I would like to get started tournament fishing. I have a small jon boat, nothing fancy. I would like to fish in some crappie tournaments and some smaller bass tournaments. 

Can anyone point me in the right direction?

Thanks


----------



## Fish4Fun (Apr 6, 2004)

There is alot of tournaments out and about. What area of ohio are you in it will help guys to give you some tournaments in the area.


----------



## kparrott154 (Mar 26, 2007)

I'm in southeast central Ohio. I would have no problem driving to the southeast or northeast part of the state.


----------



## timmyv (Apr 26, 2006)

kparrott, I saw a few weeks ago about a tournament series that is electric motor only and is for 14ft boats or less. I'm not sure if your boat fits w/in those perameters but just a thought.

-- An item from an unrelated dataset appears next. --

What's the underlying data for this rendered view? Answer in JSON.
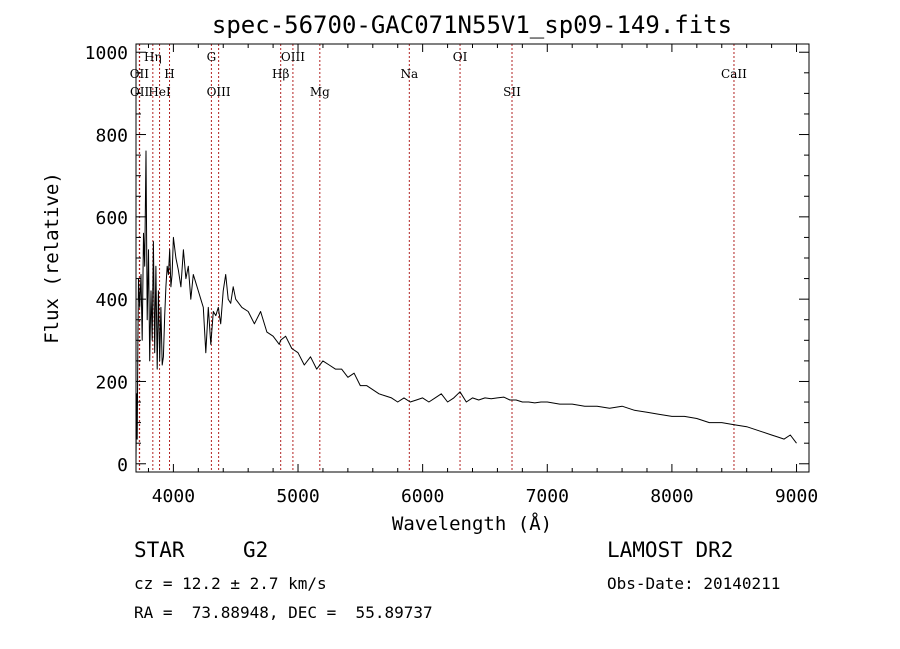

I have a 10ft jon but need a live well. As soon as I get one I'm thinking about looking into those. From memory I believe these all take place in central Ohio. I'll try to find the thread.


----------



## timmyv (Apr 26, 2006)

Below is the link for the electric bass curcuit! It looks like it's ran by Tom Patrick, It has info on the website

http://www.ohiogamefishing.com/community/showthread.php?t=62319&highlight=tournament+electric


----------